Embora a redução do número de pedidos de recuperação judicial tenha sido observada para todos os portes de empresas, as Micro e Pequenas Empresas apresentaram um crescimento de sua participação relativa no total de pedidos de Jan-Ago/19 para Jan Ago/20, o que pode ser explicado, em parte, pela maior vulnerabilidade desse segmento à crise.
Como explicar o aparente paradoxo economia em crise e redução do número de pedidos de recuperação judicial?
Em 2019, o aumento do número de pedidos de recuperação judicial coincidiu com a discreta recuperação da atividade econômica no segundo e terceiro trimestres, não com o crescimento zero do primeiro, observando-se, assim, um hiato temporal entre o período de crise e os efetivos pedidos. Além de fatores objetivos como redução do volume dos negócios e falta de liquidez, algumas questões de ordem mais comportamentais (tais como expectativa de condições de negócios mais favoráveis e / ou falta de familiaridade com o processo recuperacional legal) fazem parte da tomada de decisão de recorrer ou não ao instituto da recuperação judicial, o que pode, em parte, justificar o descompasso observado no ano passado.
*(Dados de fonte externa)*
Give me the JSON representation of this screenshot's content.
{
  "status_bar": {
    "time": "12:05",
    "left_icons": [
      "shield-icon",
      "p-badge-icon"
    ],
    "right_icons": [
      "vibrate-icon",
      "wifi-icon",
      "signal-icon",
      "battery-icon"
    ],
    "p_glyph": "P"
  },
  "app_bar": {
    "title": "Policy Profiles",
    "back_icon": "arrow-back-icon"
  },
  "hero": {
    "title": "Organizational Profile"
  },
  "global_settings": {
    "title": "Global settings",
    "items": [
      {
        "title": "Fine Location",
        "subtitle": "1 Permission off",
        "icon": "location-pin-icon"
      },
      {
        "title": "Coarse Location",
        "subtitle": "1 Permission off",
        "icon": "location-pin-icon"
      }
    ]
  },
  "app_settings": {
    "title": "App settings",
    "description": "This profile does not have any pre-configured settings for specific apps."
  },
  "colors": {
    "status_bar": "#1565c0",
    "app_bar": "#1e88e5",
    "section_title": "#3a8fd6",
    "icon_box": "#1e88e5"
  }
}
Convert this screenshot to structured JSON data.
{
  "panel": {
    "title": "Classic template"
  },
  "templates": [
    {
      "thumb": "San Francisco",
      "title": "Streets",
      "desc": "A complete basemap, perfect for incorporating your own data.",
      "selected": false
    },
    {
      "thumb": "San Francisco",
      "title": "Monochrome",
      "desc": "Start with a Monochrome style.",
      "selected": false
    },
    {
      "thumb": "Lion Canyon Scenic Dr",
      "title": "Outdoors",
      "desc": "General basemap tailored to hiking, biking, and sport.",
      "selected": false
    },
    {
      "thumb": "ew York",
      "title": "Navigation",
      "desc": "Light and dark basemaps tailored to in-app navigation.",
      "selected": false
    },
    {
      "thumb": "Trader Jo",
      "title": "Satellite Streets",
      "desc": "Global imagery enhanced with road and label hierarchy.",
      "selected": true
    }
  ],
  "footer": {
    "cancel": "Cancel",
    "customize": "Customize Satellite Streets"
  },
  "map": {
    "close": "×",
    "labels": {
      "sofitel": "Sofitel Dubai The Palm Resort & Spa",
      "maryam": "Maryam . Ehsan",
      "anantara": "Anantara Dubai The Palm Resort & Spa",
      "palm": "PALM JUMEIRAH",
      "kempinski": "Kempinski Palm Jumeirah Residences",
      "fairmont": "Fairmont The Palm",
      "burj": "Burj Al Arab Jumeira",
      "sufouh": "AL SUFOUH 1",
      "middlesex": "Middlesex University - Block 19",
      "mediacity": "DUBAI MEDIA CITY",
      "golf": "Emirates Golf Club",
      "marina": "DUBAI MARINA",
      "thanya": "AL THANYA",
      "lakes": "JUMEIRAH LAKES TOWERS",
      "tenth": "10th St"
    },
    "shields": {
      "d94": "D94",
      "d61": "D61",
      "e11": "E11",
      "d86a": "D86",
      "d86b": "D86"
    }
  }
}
Ao contrário de 2019, em 2020 foram adotadas medidas especiais para mitigar os efeitos da crise provocada pela pandemia que, por sua vez, podem ter contribuído para a protelação de um bom número de pedidos de recuperação.
Outro fator que pode ter influenciado na redução dos pedidos de recuperação judicial em 2020 é a alternativa de se requerer uma recuperação extrajudicial, que tende a ser melhor vista por credores (especialmente os bancos) e clientes / credores em geral, não expondo a empresa devedora ao estigma de estar “em recuperação judicial”.
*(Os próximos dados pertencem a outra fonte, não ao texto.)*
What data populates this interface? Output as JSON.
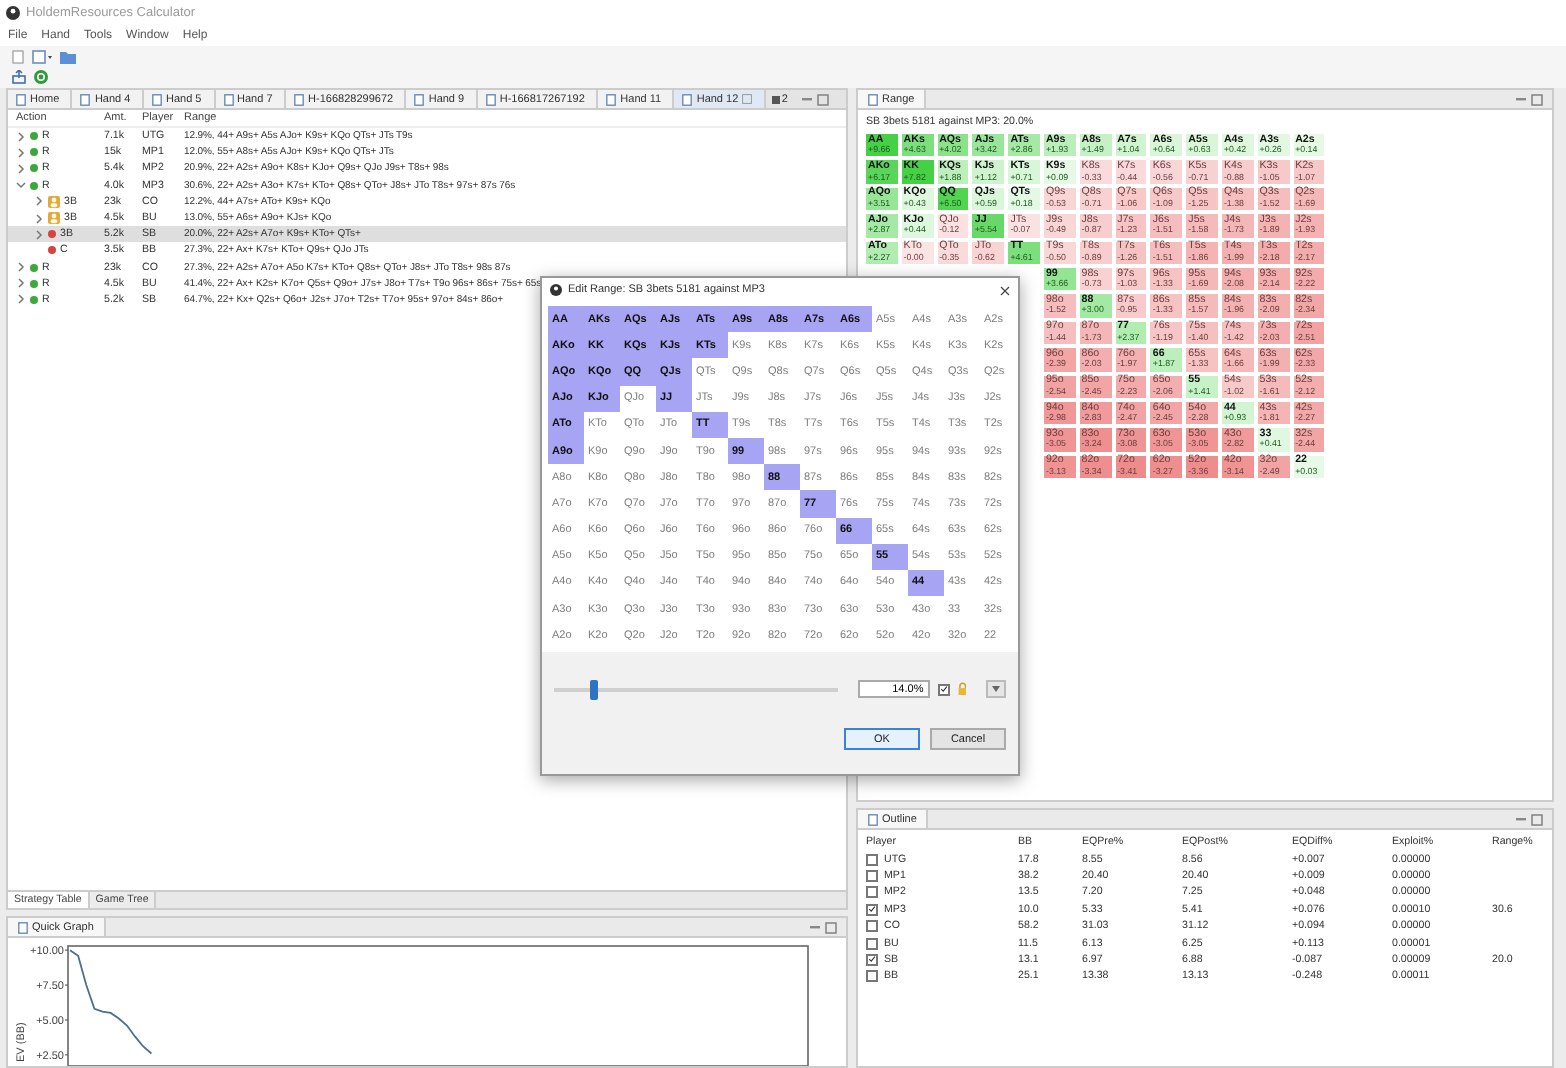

Os próximos meses serão críticos para a sobrevivência de muitos negócios. Além de manter a esperança, faz-se necessário o planejamento dos negócios e conhecimento da real situação financeira e patrimonial das empresas, bem como do perfil do endividamento.
Mais informações sobre o número de pedidos de recuperação judicial:
∙ https://exame.com/economia/apesar-da-crise-pedidos-de-recuperacao-judicial-no brasil-caem-7/
Porto Alegre, 28/09/2020.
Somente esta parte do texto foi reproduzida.